For completeness sake, the standard says:

The result of E1 >> E2is E1 right-shifted E2 bit positions. If E1 has an unsigned type or if E1 has a signed type and a nonnegative value, the value of the result is the integral part of the quotient of E1 / 2E2. If E1 has a signed type and a negative value, the resulting value is implementation-defined ().

So taking OP's example into account (positive numbers), there is no reason to fill with one's.

Talking about arithmetic shift (let's use x86 as example):

In an arithmetic shift (also referred to as signed shift), like a logical shift, the bits that slide off the end disappear (except for the last, which goes into the carry flag). But in an arithmetic shift, the spaces are filled in such a way to preserve the sign of the number being slid.

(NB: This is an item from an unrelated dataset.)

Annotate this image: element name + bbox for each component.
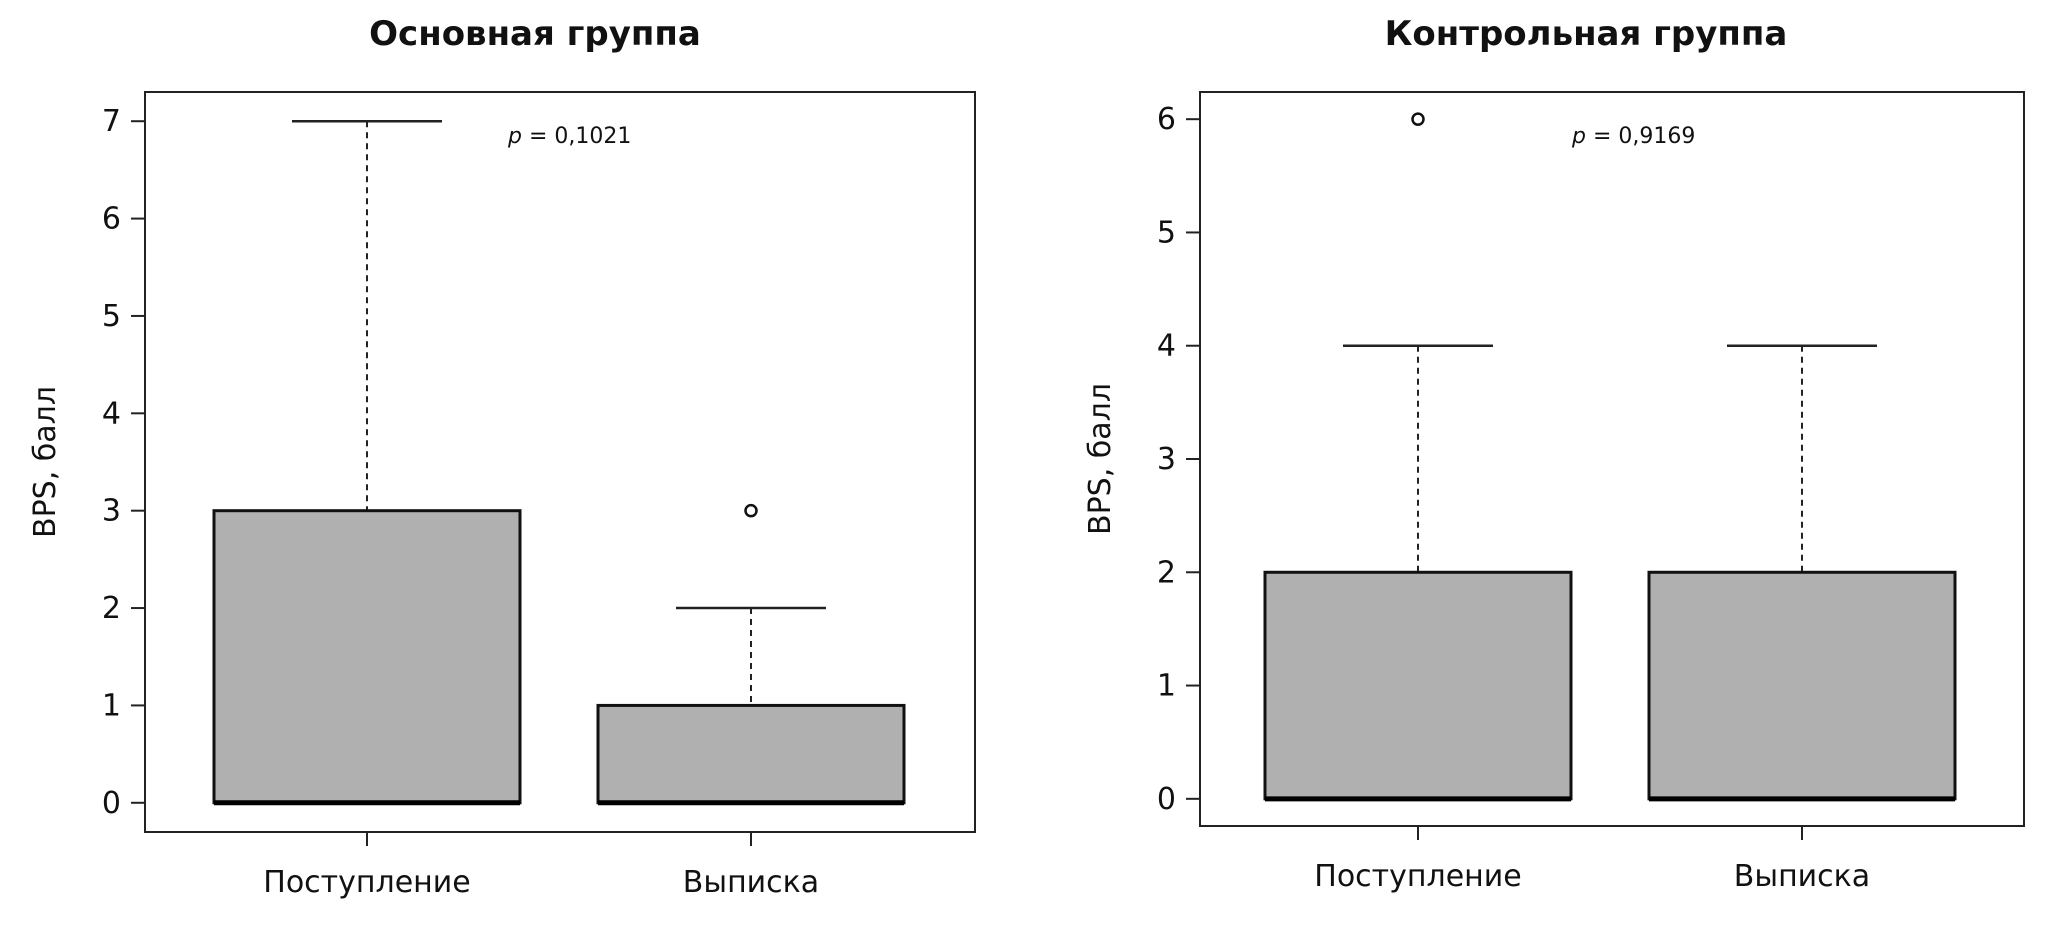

For this reason, arithmetic shifts are better suited for signed numbers in two's complement format.

The SAR instruction will fill with one's when the number is negative (in order to keep the sign), for instance:

sar 10110011b, 2 #the result is 11101100b

(shr 10110011b, 2 #the result is 00101100b)

But again, OP's example is talking about positive numbers, so there is no reason to fill with one's.

Summarising, it is possible to fill with one's when a right shift is applied, but not in those cases.